Communication can be understood as your whole body hormone system. It includes your thyroid system, the male or female hormone system, the hormone organs of origin (ie-adrenal and thyroid) and their connections with the nervous system. This also includes the hormones communication with cells at their cell walls and the nucleus of each cell. We are discovering the neuroendocrine system (the integrated nervous system with endocrine hormone system), neurohormonal system (the integrated nervous system with sex hormones like estrogen and testosterone) and also the neuroimmunological system (the integrated nervous system with its interactions with the immune system). This all falls under Communication.

Energy

This is mitochondrial science. The mitochondria are the nuclear power house of every cell in your body. Single cell organisms, like bacteria, won’t have a fully developed mitochondrial system and so can only exist as single cells. Humans however have a complex biochemical system that acts like an atomic reactor, breaking down nutritional compounds and capturing the energy released from the breakdown. If the system works correctly, you can have a high performance athlete; if it doesn’t, you can have someone debilitated from Chronic Fatigue Syndrome.

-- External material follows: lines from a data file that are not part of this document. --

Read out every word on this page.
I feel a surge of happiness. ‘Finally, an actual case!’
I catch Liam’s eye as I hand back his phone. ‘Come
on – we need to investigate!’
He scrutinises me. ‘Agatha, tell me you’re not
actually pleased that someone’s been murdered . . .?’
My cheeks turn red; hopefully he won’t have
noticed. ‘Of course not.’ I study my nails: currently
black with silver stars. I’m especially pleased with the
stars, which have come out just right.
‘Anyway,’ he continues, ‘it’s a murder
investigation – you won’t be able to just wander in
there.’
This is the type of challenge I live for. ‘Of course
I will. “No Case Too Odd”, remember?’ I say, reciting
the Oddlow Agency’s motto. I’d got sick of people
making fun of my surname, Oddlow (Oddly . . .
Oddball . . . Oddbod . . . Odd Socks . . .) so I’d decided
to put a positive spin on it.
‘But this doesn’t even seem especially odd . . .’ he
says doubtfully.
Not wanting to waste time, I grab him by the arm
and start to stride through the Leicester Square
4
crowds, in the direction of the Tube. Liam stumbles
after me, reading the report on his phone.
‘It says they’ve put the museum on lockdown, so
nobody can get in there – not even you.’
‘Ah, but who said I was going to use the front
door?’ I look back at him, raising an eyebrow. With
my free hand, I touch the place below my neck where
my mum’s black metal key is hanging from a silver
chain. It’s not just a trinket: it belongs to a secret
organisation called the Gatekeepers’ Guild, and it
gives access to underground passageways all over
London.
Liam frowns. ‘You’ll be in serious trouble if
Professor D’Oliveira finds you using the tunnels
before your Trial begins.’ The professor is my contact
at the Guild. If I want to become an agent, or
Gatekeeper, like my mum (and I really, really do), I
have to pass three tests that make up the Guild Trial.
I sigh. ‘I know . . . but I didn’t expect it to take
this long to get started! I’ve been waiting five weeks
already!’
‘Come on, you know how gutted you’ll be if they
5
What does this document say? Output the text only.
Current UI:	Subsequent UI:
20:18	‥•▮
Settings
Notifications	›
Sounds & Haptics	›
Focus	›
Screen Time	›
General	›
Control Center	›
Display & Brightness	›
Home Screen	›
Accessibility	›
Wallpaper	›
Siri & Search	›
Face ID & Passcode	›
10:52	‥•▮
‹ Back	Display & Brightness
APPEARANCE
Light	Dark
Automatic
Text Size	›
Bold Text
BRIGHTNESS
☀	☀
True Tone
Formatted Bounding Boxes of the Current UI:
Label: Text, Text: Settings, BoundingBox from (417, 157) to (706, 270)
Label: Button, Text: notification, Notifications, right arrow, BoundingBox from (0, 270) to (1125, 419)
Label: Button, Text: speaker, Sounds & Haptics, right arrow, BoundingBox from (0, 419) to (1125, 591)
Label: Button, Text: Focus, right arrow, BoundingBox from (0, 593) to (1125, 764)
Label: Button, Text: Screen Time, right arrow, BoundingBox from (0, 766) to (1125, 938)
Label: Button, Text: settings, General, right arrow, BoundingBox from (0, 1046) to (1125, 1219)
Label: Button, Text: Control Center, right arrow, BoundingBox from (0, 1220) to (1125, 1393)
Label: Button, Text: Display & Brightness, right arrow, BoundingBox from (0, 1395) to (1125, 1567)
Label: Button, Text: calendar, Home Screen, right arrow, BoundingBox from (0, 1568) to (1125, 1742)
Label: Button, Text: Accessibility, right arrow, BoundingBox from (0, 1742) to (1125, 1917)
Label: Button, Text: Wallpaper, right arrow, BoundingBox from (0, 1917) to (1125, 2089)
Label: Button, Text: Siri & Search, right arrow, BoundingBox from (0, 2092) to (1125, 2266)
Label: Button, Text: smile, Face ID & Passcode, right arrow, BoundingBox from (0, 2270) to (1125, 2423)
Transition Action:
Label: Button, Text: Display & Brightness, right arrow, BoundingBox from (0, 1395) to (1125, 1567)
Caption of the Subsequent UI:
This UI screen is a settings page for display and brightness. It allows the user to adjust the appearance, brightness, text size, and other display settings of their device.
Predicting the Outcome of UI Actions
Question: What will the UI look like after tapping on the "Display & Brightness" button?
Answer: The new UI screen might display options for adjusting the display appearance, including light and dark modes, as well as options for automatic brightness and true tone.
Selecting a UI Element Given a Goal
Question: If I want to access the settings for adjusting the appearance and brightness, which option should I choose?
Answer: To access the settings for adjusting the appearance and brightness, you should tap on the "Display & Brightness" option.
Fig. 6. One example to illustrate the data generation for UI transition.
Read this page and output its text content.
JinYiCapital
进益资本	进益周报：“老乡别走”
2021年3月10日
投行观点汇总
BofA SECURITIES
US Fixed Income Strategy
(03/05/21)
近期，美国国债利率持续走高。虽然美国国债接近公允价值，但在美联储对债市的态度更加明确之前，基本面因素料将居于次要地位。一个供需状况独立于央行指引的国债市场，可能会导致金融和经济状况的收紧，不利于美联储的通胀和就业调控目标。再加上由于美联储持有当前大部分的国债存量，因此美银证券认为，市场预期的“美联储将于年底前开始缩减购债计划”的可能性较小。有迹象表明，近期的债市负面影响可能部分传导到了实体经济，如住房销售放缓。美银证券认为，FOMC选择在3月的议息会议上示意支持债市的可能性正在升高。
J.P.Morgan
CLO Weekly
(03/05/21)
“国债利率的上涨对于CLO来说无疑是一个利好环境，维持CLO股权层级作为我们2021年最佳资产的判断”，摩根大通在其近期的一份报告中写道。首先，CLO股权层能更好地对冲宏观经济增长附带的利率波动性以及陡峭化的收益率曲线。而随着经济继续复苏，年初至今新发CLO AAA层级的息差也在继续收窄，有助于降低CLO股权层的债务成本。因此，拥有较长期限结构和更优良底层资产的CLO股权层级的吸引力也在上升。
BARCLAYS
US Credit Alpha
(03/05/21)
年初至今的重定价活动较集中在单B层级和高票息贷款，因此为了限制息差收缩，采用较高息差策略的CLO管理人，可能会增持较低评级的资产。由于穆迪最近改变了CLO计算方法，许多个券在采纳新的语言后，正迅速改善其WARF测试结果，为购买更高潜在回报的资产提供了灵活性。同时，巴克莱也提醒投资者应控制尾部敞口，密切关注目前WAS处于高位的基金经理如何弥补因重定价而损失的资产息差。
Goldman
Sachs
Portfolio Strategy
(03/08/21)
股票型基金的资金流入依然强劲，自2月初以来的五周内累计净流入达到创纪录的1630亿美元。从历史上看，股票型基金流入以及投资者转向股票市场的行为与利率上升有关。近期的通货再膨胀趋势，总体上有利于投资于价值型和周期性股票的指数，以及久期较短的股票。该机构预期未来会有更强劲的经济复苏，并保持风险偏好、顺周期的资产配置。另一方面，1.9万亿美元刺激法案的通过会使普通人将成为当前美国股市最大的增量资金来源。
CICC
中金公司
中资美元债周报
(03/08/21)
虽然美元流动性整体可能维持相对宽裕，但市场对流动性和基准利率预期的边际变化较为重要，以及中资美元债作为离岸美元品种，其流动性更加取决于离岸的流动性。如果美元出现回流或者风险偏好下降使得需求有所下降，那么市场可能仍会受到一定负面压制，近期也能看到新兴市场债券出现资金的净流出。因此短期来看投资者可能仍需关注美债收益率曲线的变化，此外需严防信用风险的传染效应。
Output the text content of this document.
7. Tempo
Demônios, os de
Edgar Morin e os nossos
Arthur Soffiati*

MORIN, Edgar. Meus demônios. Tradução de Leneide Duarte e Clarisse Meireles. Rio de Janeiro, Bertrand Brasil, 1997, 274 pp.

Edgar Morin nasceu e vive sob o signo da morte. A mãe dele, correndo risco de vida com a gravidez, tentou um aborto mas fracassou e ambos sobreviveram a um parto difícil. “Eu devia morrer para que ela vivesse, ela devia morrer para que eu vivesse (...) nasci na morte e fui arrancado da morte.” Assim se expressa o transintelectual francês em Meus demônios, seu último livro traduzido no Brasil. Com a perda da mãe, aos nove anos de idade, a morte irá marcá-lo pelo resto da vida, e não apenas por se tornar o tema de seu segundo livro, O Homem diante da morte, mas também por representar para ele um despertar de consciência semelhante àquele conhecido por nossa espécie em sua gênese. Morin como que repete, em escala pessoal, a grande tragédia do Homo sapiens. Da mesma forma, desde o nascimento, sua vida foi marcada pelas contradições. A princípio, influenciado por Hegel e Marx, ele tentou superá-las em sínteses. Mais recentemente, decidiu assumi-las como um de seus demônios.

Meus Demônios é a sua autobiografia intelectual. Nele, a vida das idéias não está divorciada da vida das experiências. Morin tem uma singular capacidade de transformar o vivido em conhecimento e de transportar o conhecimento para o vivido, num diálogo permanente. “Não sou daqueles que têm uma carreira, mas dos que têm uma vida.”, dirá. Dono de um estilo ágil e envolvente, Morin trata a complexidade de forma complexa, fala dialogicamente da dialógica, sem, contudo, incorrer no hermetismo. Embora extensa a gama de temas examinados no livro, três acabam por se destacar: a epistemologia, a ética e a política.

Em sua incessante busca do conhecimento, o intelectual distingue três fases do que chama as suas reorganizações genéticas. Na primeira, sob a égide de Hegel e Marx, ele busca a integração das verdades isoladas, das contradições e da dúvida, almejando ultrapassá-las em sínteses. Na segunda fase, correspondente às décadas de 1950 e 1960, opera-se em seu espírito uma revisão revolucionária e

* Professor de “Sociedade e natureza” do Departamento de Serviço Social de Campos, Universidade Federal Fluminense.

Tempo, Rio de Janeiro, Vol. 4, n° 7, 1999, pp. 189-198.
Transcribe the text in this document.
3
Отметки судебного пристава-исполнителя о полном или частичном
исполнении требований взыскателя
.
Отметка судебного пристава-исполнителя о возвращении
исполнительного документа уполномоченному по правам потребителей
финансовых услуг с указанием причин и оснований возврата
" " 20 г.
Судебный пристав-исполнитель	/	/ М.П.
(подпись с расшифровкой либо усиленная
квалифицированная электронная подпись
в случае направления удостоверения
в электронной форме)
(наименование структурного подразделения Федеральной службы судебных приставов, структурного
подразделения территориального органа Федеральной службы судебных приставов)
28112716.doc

Because energy is the basis for life, this system’s interactions with all other systems is legend. Without an understanding of bioenergetics (the science of energy production in biologic systems) it is impossible to appreciate the interconnected web of mitochondrial energy affecting any particular disease.

Transport

The transport system involves the transport of nutrition, hormones, enzymatic factors within the context of the Functional Medicine Matrix. It is difficult to discuss this matrix node without the context of all others. Hormones are transported either paracrine (cells in close proximity to other cells like in GI tract) or endocrine (across multiple domains like thyroid hormones). Energy itself can be transported intracellularly via ATP or within the body via glucose and fatty acid molecules. The immune systems can function via transcellular migration (across cells walls) or through the blood to different parts of the body. Transport attempts to uncover disconnections in the body’s natural transport systems and then to either address these issues or enhance them based on the interactions within the web of all other interconnections in the body.